Saturday, September 5, 2009

BIESZCZADY

Nasza pierwsza wyprawa na koniec świata, a przynajmniej na koniec Polski...
Bieszczady witajcie:)
Uczestnicy wyprawy w stałym juz od wielu, wielu lat składzie:
















Krzyżak, nasza piękność, mająca słabość nie tylko do gór, ale także jak się okazało do panów "busiarzy", niestety nie wytrzymała z nami do końca:(, buuuu, łuuuu
nie chiała tez wracać, jak normalny człowiek PKS-em, naszym ulubionym zresztą linii Veolia (czyt.
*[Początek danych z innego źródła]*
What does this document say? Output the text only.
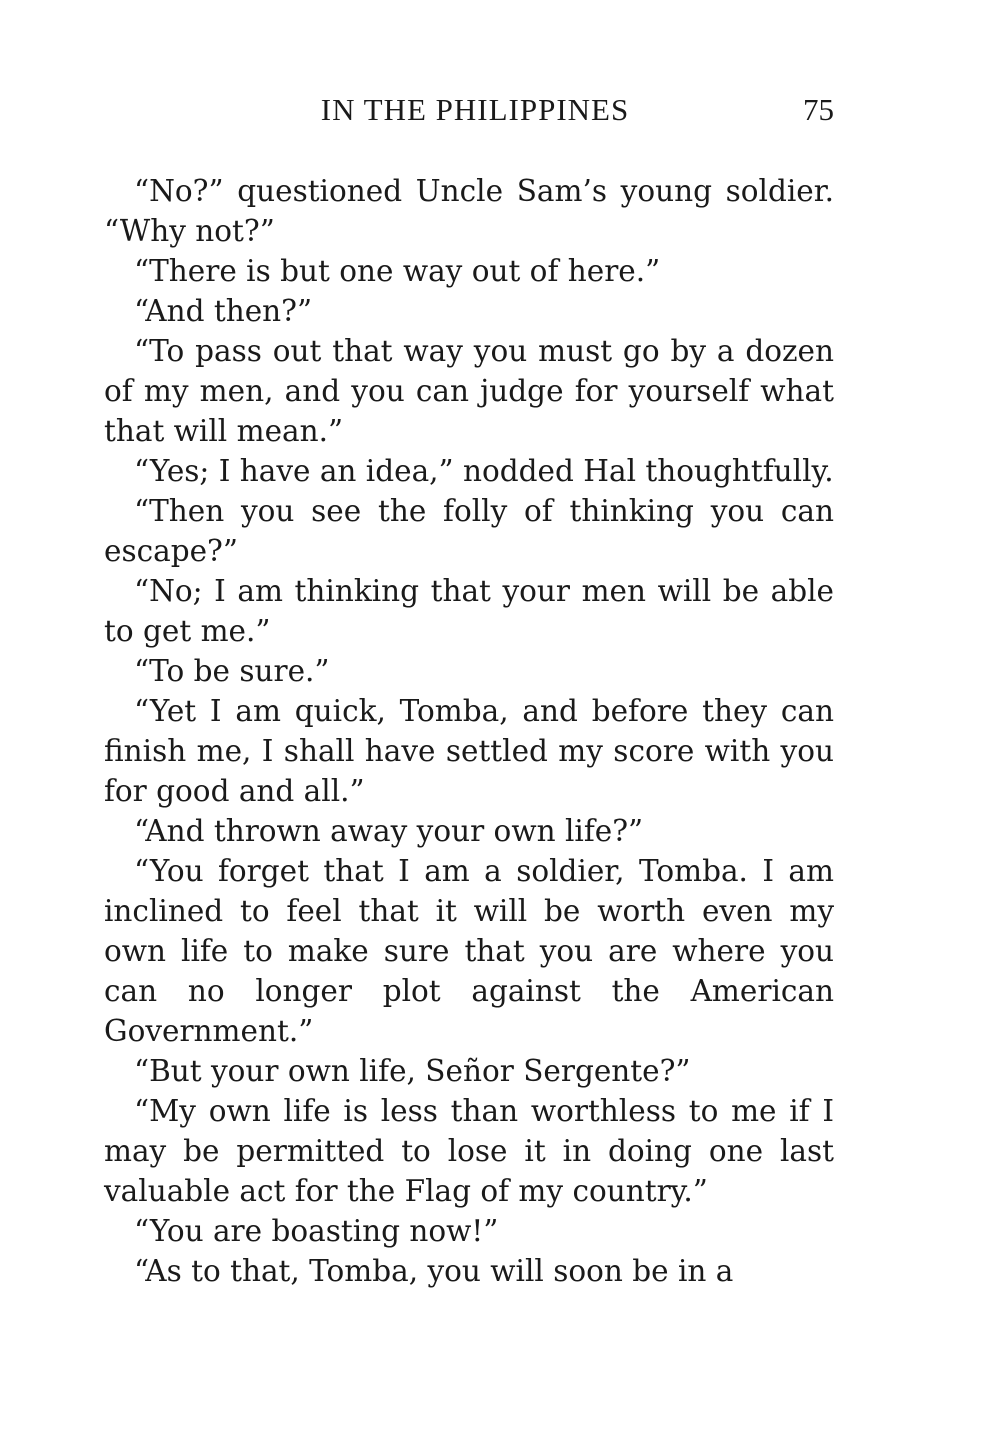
IN THE PHILIPPINES	75

“No?” questioned Uncle Sam’s young soldier. “Why not?”

“There is but one way out of here.”

“And then?”

“To pass out that way you must go by a dozen of my men, and you can judge for yourself what that will mean.”

“Yes; I have an idea,” nodded Hal thoughtfully.

“Then you see the folly of thinking you can escape?”

“No; I am thinking that your men will be able to get me.”

“To be sure.”

“Yet I am quick, Tomba, and before they can finish me, I shall have settled my score with you for good and all.”

“And thrown away your own life?”

“You forget that I am a soldier, Tomba. I am inclined to feel that it will be worth even my own life to make sure that you are where you can no longer plot against the American Government.”

“But your own life, Señor Sergente?”

“My own life is less than worthless to me if I may be permitted to lose it in doing one last valuable act for the Flag of my country.”

“You are boasting now!”

“As to that, Tomba, you will soon be in a
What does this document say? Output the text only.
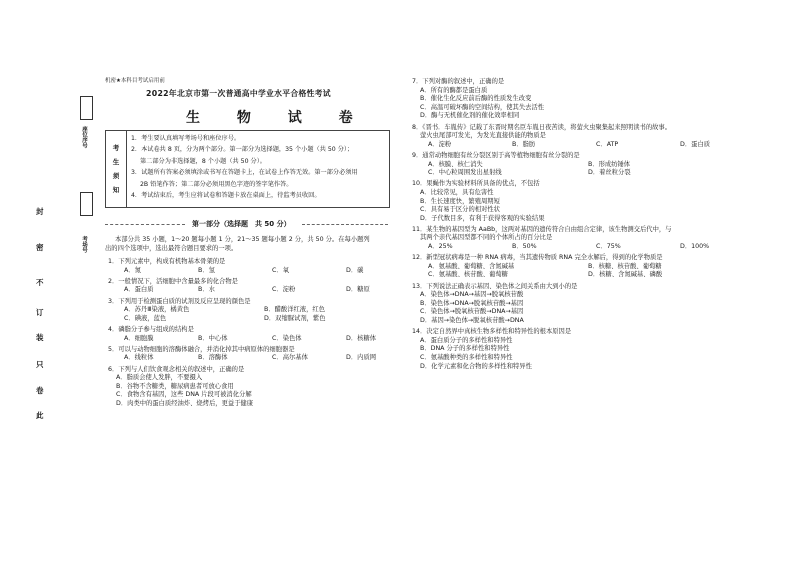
座位序号
考场号
封
密
不
订
装
只
卷
此
机密★本科目考试启用前
2022年北京市第一次普通高中学业水平合格性考试
生 物 试 卷
考
生
须
知
1．考生要认真填写考场号和座位序号。
2．本试卷共 8 页，分为两个部分。第一部分为选择题，35 个小题（共 50 分）；
第二部分为非选择题，8 个小题（共 50 分）。
3．试题所有答案必须填涂或书写在答题卡上，在试卷上作答无效。第一部分必须用
2B 铅笔作答；第二部分必须用黑色字迹的签字笔作答。
4．考试结束后，考生应将试卷和答题卡放在桌面上，待监考员收回。
第一部分（选择题　共 50 分）
本部分共 35 小题，1～20 题每小题 1 分，21～35 题每小题 2 分，共 50 分。在每小题列
出的四个选项中，选出最符合题目要求的一项。
1．下列元素中，构成有机物基本骨架的是
A．氮	B．氢	C．氧	D．碳
2．一般情况下，活细胞中含量最多的化合物是
A．蛋白质	B．水	C．淀粉	D．糖原
3．下列用于检测蛋白质的试剂及反应呈现的颜色是
A．苏丹Ⅲ染液，橘黄色	B．醋酸洋红液，红色
C．碘液，蓝色	D．双缩脲试剂，紫色
4．磷脂分子参与组成的结构是
A．细胞膜	B．中心体	C．染色体	D．核糖体
5．可以与动物细胞的溶酶体融合，并消化掉其中病原体的细胞器是
A．线粒体	B．溶酶体	C．高尔基体	D．内质网
6．下列与人们饮食观念相关的叙述中，正确的是
A．脂质会使人发胖，不要摄入
B．谷物不含糖类，糖尿病患者可放心食用
C．食物含有基因，这些 DNA 片段可被消化分解
D．肉类中的蛋白质经油炸、烧烤后，更益于健康
7．下列对酶的叙述中，正确的是
A．所有的酶都是蛋白质
B．催化生化反应前后酶的性质发生改变
C．高温可破坏酶的空间结构，使其失去活性
D．酶与无机催化剂的催化效率相同
8．《晋书．车胤传》记载了东晋时期名臣车胤日夜苦读，将萤火虫聚集起来照明读书的故事。
萤火虫尾部可发光，为发光直接供能的物质是
A．淀粉	B．脂肪	C．ATP	D．蛋白质
9．通常动物细胞有丝分裂区别于高等植物细胞有丝分裂的是
A．核膜、核仁消失	B．形成纺锤体
C．中心粒周围发出星射线	D．着丝粒分裂
10．果蝇作为实验材料所具备的优点，不包括
A．比较常见，具有危害性
B．生长速度快，繁殖周期短
C．具有易于区分的相对性状
D．子代数目多，有利于获得客观的实验结果
11．某生物的基因型为 AaBb，这两对基因的遗传符合自由组合定律，该生物测交后代中，与
其两个亲代基因型都不同的个体所占的百分比是
A．25%	B．50%	C．75%	D．100%
12．新型冠状病毒是一种 RNA 病毒，当其遗传物质 RNA 完全水解后，得到的化学物质是
A．氨基酸、葡萄糖、含氮碱基	B．核糖、核苷酸、葡萄糖
C．氨基酸、核苷酸、葡萄糖	D．核糖、含氮碱基、磷酸
13．下列说法正确表示基因、染色体之间关系由大到小的是
A．染色体→DNA→基因→脱氧核苷酸
B．染色体→DNA→脱氧核苷酸→基因
C．染色体→脱氧核苷酸→DNA→基因
D．基因→染色体→脱氧核苷酸→DNA
14．决定自然界中真核生物多样性和特异性的根本原因是
A．蛋白质分子的多样性和特异性
B．DNA 分子的多样性和特异性
C．氨基酸种类的多样性和特异性
D．化学元素和化合物的多样性和特异性
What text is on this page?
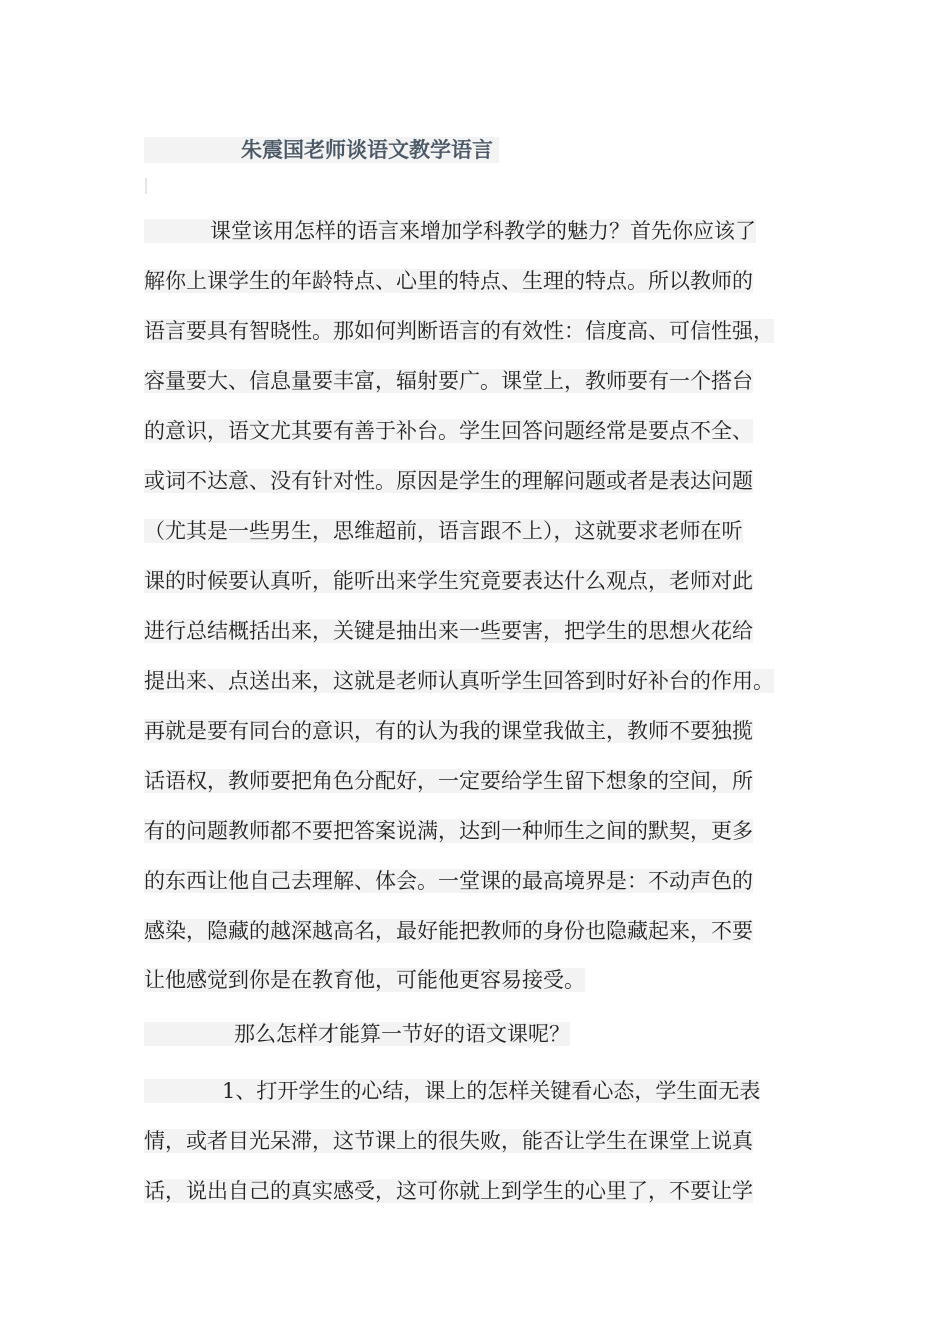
朱震国老师谈语文教学语言
课堂该用怎样的语言来增加学科教学的魅力？首先你应该了
解你上课学生的年龄特点、心里的特点、生理的特点。所以教师的
语言要具有智晓性。那如何判断语言的有效性：信度高、可信性强，
容量要大、信息量要丰富，辐射要广。课堂上，教师要有一个搭台
的意识，语文尤其要有善于补台。学生回答问题经常是要点不全、
或词不达意、没有针对性。原因是学生的理解问题或者是表达问题
（尤其是一些男生，思维超前，语言跟不上），这就要求老师在听
课的时候要认真听，能听出来学生究竟要表达什么观点，老师对此
进行总结概括出来，关键是抽出来一些要害，把学生的思想火花给
提出来、点送出来，这就是老师认真听学生回答到时好补台的作用。
再就是要有同台的意识，有的认为我的课堂我做主，教师不要独揽
话语权，教师要把角色分配好，一定要给学生留下想象的空间，所
有的问题教师都不要把答案说满，达到一种师生之间的默契，更多
的东西让他自己去理解、体会。一堂课的最高境界是：不动声色的
感染，隐藏的越深越高名，最好能把教师的身份也隐藏起来，不要
让他感觉到你是在教育他，可能他更容易接受。
那么怎样才能算一节好的语文课呢？
1、打开学生的心结，课上的怎样关键看心态，学生面无表
情，或者目光呆滞，这节课上的很失败，能否让学生在课堂上说真
话，说出自己的真实感受，这可你就上到学生的心里了，不要让学
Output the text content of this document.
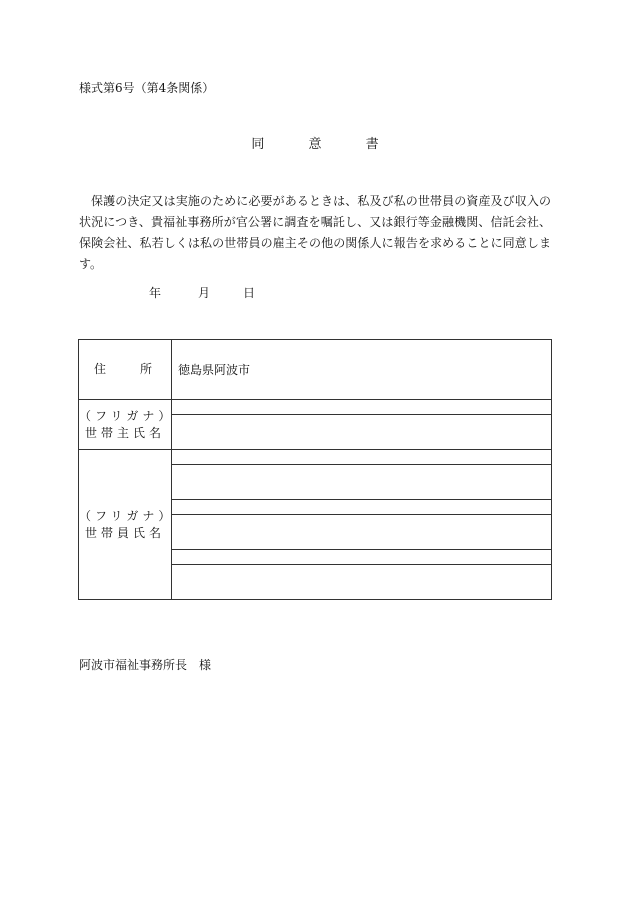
様式第6号（第4条関係）
同	意	書
保護の決定又は実施のために必要があるときは、私及び私の世帯員の資産及び収入の状況につき、貴福祉事務所が官公署に調査を嘱託し、又は銀行等金融機関、信託会社、保険会社、私若しくは私の世帯員の雇主その他の関係人に報告を求めることに同意します。
年	月	日
住 所	徳島県阿波市

（フリガナ）
世帯主氏名	

（フリガナ）
世帯員氏名	

阿波市福祉事務所長　様
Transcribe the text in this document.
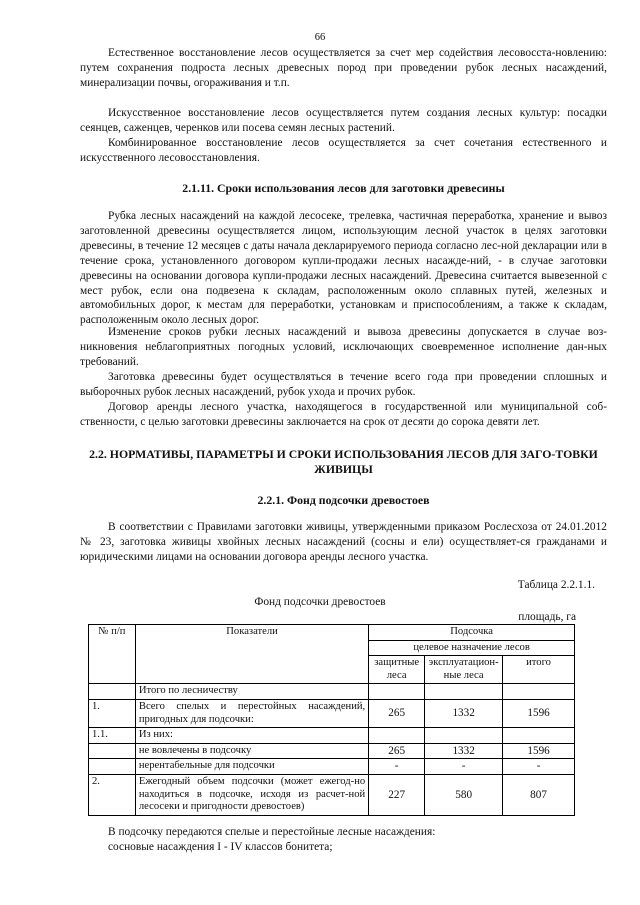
66

Естественное восстановление лесов осуществляется за счет мер содействия лесовосста-новлению: путем сохранения подроста лесных древесных пород при проведении рубок лесных насаждений, минерализации почвы, огораживания и т.п.

Искусственное восстановление лесов осуществляется путем создания лесных культур: посадки сеянцев, саженцев, черенков или посева семян лесных растений.

Комбинированное восстановление лесов осуществляется за счет сочетания естественного и искусственного лесовосстановления.

2.1.11. Сроки использования лесов для заготовки древесины

Рубка лесных насаждений на каждой лесосеке, трелевка, частичная переработка, хранение и вывоз заготовленной древесины осуществляется лицом, использующим лесной участок в целях заготовки древесины, в течение 12 месяцев с даты начала декларируемого периода согласно лес-ной декларации или в течение срока, установленного договором купли-продажи лесных насажде-ний, - в случае заготовки древесины на основании договора купли-продажи лесных насаждений. Древесина считается вывезенной с мест рубок, если она подвезена к складам, расположенным около сплавных путей, железных и автомобильных дорог, к местам для переработки, установкам и приспособлениям, а также к складам, расположенным около лесных дорог.

Изменение сроков рубки лесных насаждений и вывоза древесины допускается в случае воз-никновения неблагоприятных погодных условий, исключающих своевременное исполнение дан-ных требований.

Заготовка древесины будет осуществляться в течение всего года при проведении сплошных и выборочных рубок лесных насаждений, рубок ухода и прочих рубок.

Договор аренды лесного участка, находящегося в государственной или муниципальной соб-ственности, с целью заготовки древесины заключается на срок от десяти до сорока девяти лет.

2.2. НОРМАТИВЫ, ПАРАМЕТРЫ И СРОКИ ИСПОЛЬЗОВАНИЯ ЛЕСОВ ДЛЯ ЗАГО-ТОВКИ ЖИВИЦЫ

2.2.1. Фонд подсочки древостоев

В соответствии с Правилами заготовки живицы, утвержденными приказом Рослесхоза от 24.01.2012 № 23, заготовка живицы хвойных лесных насаждений (сосны и ели) осуществляет-ся гражданами и юридическими лицами на основании договора аренды лесного участка.

Таблица 2.2.1.1.

Фонд подсочки древостоев

площадь, га

№ п/п	Показатели	Подсочка		
		целевое назначение лесов		
		защитные леса	эксплуатацион-ные леса	итого
	Итого по лесничеству			
1.	Всего спелых и перестойных насаждений, пригодных для подсочки:	265	1332	1596
1.1.	Из них:			
	не вовлечены в подсочку	265	1332	1596
	нерентабельные для подсочки	-	-	-
2.	Ежегодный объем подсочки (может ежегод-но находиться в подсочке, исходя из расчет-ной лесосеки и пригодности древостоев)	227	580	807

В подсочку передаются спелые и перестойные лесные насаждения:

сосновые насаждения I - IV классов бонитета;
Vajola), tylko oczywiście czym??? hmm...busem

















Dwa gołąbki, ziarno, kupa, ziarno, kupa, jakoś leci...
















Doro w krzakach - przyczajony tygrys oczywiście z aparatem:), niewyzyta artystycznie


widoczek z Czarnej...dla wtajemniczonych wiadomo jakiej:)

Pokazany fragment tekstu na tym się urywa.